Liberal bir üslupla kaleme alınan ve liberalizmi savunan Serbest Cumhuriyet Fırkası’nın proğramı 11 maddeden oluşuyordu. On bir maddelik bu kısa programın ilk maddesi, Fırkanın cumhuriyetçilik, milliyetçilik ve laiklik esasına bağlı kalacağını açıklıyordu. Ayrıca anayasada belirtilen hakların herkes için eşit olarak hayata geçirileceği belirtilmekteydi. İkinci maddede vergi konusu ele alınıyor ve vergilerin halkın iktisadi girişim gücünü ve gelişmesini aşmaması görüşü savunulmaktaydı. Ülkenin kalkınmasında yabancı sermayeye gerek olacağı savunuluyordu. Ekonomik anlayışta ve girişimlerde liberalizmin benimseneceği ve ferdi girişimlerin destekleneceği açıklanıyordu.

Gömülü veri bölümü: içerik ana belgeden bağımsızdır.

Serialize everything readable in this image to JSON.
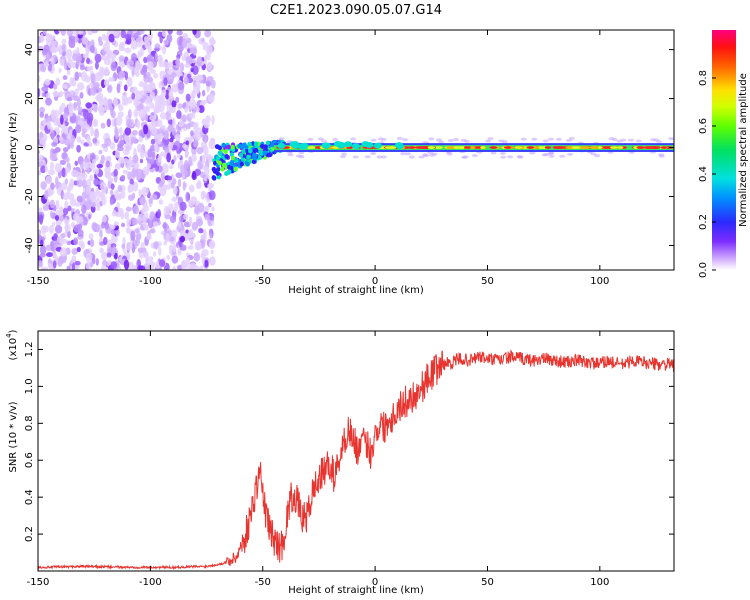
{
  "title": "C2E1.2023.090.05.07.G14",
  "chart_data": [
    {
      "type": "heatmap",
      "xlabel": "Height of straight line (km)",
      "ylabel": "Frequency (Hz)",
      "xlim": [
        -150,
        133
      ],
      "ylim": [
        -50,
        48
      ],
      "xticks": [
        -150,
        -100,
        -50,
        0,
        50,
        100
      ],
      "yticks": [
        -40,
        -20,
        0,
        20,
        40
      ],
      "colorbar": {
        "label": "Normalized spectral amplitude",
        "range": [
          0,
          1
        ],
        "ticks": [
          "0.0",
          "0.2",
          "0.4",
          "0.6",
          "0.8"
        ],
        "tick_values": [
          0,
          0.2,
          0.4,
          0.6,
          0.8
        ]
      },
      "regions": [
        {
          "description_x": [
            -150,
            -72
          ],
          "amplitude": 0.12,
          "freq_spread": [
            -50,
            48
          ]
        },
        {
          "description_x": [
            -72,
            -40
          ],
          "amplitude": 0.45,
          "freq_center": [
            -5,
            2
          ]
        },
        {
          "description_x": [
            -40,
            133
          ],
          "amplitude": 0.8,
          "freq_center": 0
        }
      ]
    },
    {
      "type": "line",
      "xlabel": "Height of straight line (km)",
      "ylabel": "SNR (10 * v/v)",
      "y_multiplier_label": "(x10",
      "y_multiplier_exp": "4",
      "xlim": [
        -150,
        133
      ],
      "ylim": [
        0,
        1.3
      ],
      "xticks": [
        -150,
        -100,
        -50,
        0,
        50,
        100
      ],
      "yticks": [
        "0.2",
        "0.4",
        "0.6",
        "0.8",
        "1.0",
        "1.2"
      ],
      "ytick_values": [
        0.2,
        0.4,
        0.6,
        0.8,
        1.0,
        1.2
      ],
      "color": "#e8342f",
      "series": [
        {
          "x": [
            -150,
            -130,
            -110,
            -90,
            -75,
            -68,
            -62,
            -58,
            -55,
            -53,
            -51,
            -50,
            -48,
            -46,
            -44,
            -42,
            -40,
            -38,
            -36,
            -34,
            -32,
            -30,
            -28,
            -26,
            -24,
            -22,
            -20,
            -18,
            -16,
            -14,
            -12,
            -10,
            -8,
            -6,
            -4,
            -2,
            0,
            2,
            4,
            6,
            8,
            10,
            12,
            14,
            16,
            18,
            20,
            22,
            24,
            26,
            28,
            30,
            34,
            38,
            42,
            46,
            50,
            55,
            60,
            65,
            70,
            75,
            80,
            85,
            90,
            95,
            100,
            103,
            105,
            110,
            115,
            120,
            125,
            130,
            133
          ],
          "y": [
            0.02,
            0.025,
            0.02,
            0.02,
            0.025,
            0.04,
            0.07,
            0.18,
            0.32,
            0.45,
            0.55,
            0.4,
            0.28,
            0.2,
            0.15,
            0.12,
            0.22,
            0.38,
            0.42,
            0.35,
            0.28,
            0.3,
            0.42,
            0.48,
            0.52,
            0.55,
            0.58,
            0.5,
            0.62,
            0.68,
            0.78,
            0.72,
            0.66,
            0.68,
            0.7,
            0.64,
            0.74,
            0.8,
            0.78,
            0.82,
            0.84,
            0.88,
            0.9,
            0.92,
            0.94,
            0.96,
            0.98,
            1.02,
            1.05,
            1.08,
            1.1,
            1.12,
            1.13,
            1.15,
            1.14,
            1.16,
            1.15,
            1.14,
            1.16,
            1.15,
            1.14,
            1.15,
            1.14,
            1.13,
            1.14,
            1.13,
            1.12,
            1.14,
            1.13,
            1.12,
            1.14,
            1.13,
            1.12,
            1.12,
            1.11
          ]
        }
      ]
    }
  ]
}
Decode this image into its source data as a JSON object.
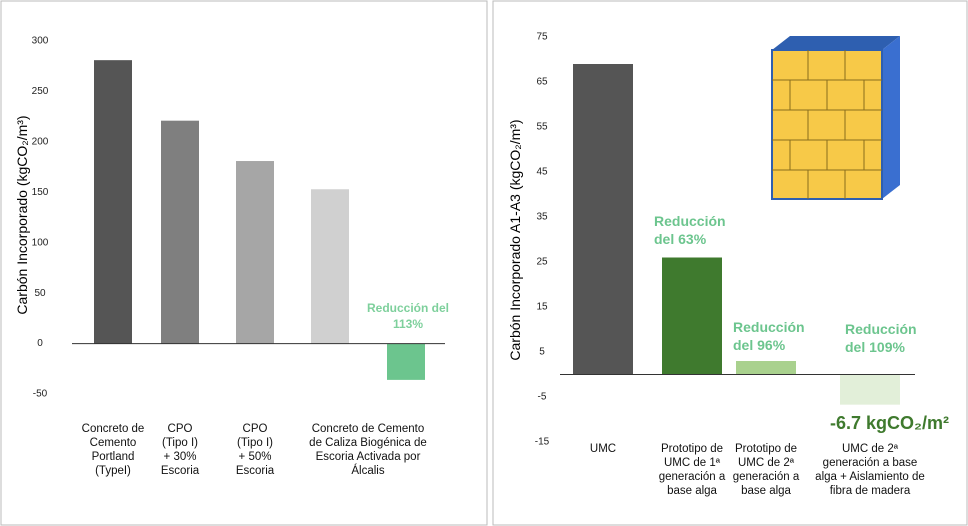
{
  "chart_data": [
    {
      "type": "bar",
      "y_label": "Carbón Incorporado (kgCO₂/m³)",
      "categories": [
        "Concreto de\nCemento\nPortland\n(TypeI)",
        "CPO\n(Tipo I)\n+ 30%\nEscoria",
        "CPO\n(Tipo I)\n+ 50%\nEscoria",
        "Concreto de Cemento\nde Caliza Biogénica de\nEscoria Activada por\nÁlcalis",
        null
      ],
      "values": [
        281,
        221,
        181,
        153,
        -36
      ],
      "colors": [
        "#555555",
        "#7f7f7f",
        "#a6a6a6",
        "#d0d0d0",
        "#6cc58e"
      ],
      "ylim": [
        -50,
        300
      ],
      "yticks": [
        300,
        250,
        200,
        150,
        100,
        50,
        0,
        -50
      ],
      "annotations": [
        {
          "text": "Reducción del\n113%",
          "color": "#7ed09c"
        }
      ]
    },
    {
      "type": "bar",
      "y_label": "Carbón Incorporado A1-A3 (kgCO₂/m³)",
      "categories": [
        "UMC",
        "Prototipo de\nUMC de 1ª\ngeneración a\nbase alga",
        "Prototipo de\nUMC de 2ª\ngeneración a\nbase alga",
        "UMC de 2ª\ngeneración a base\nalga + Aislamiento de\nfibra de madera"
      ],
      "values": [
        69,
        26,
        3,
        -6.7
      ],
      "colors": [
        "#555555",
        "#3f7a2e",
        "#a9d18e",
        "#e2efd9"
      ],
      "ylim": [
        -15,
        75
      ],
      "yticks": [
        75,
        65,
        55,
        45,
        35,
        25,
        15,
        5,
        -5,
        -15
      ],
      "annotations": [
        {
          "text": "Reducción\ndel 63%",
          "color": "#6cc58e"
        },
        {
          "text": "Reducción\ndel 96%",
          "color": "#6cc58e"
        },
        {
          "text": "Reducción\ndel 109%",
          "color": "#6cc58e"
        },
        {
          "text": "-6.7 kgCO₂/m²",
          "color": "#3f7a2e"
        }
      ]
    }
  ]
}
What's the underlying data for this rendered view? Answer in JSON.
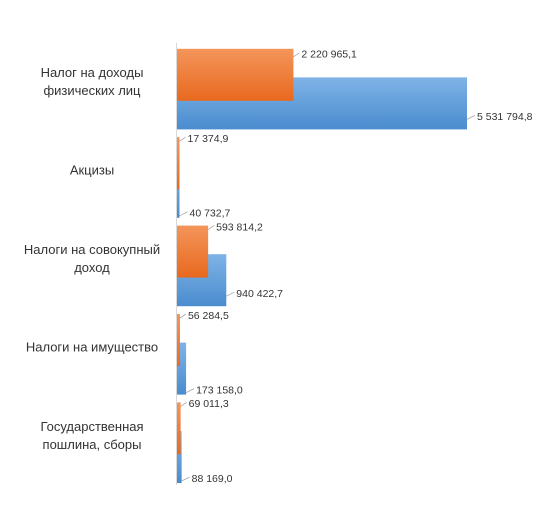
{
  "chart_data": {
    "type": "bar",
    "orientation": "horizontal",
    "categories": [
      [
        "Налог на доходы",
        "физических лиц"
      ],
      [
        "Акцизы"
      ],
      [
        "Налоги на совокупный",
        "доход"
      ],
      [
        "Налоги на имущество"
      ],
      [
        "Государственная",
        "пошлина, сборы"
      ]
    ],
    "series": [
      {
        "color": "#ed7d31",
        "values": [
          2220965.1,
          17374.9,
          593814.2,
          56284.5,
          69011.3
        ],
        "labels": [
          "2 220 965,1",
          "17 374,9",
          "593 814,2",
          "56 284,5",
          "69 011,3"
        ]
      },
      {
        "color": "#5b9bd5",
        "values": [
          5531794.8,
          40732.7,
          940422.7,
          173158.0,
          88169.0
        ],
        "labels": [
          "5 531 794,8",
          "40 732,7",
          "940 422,7",
          "173 158,0",
          "88 169,0"
        ]
      }
    ],
    "xlim": [
      0,
      5531794.8
    ],
    "axis_line": "left",
    "gridlines": false,
    "legend": "none",
    "data_labels": "outside-end-with-leader-lines"
  }
}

Cumhuriyet Halk Fırkası’yla proğram açısından benzerlikler görüldüğü gibi ekonomide ve siyasi özgürlükler konusunda daha geniş bir hürriyet ve serbestlik yanlısı olarak Serbest Cumhuriyet Fırkası ön plana çıkmaktaydı.
Serbest Cumhuriyet Fırkası’nın kendine özgü bir yayın organı olmamış, İstanbul’da çıkan Yarın ve Son Posta ile İzmir’de çıkan Halkın Sesi gazeteleri tarafından desteklenmiştir.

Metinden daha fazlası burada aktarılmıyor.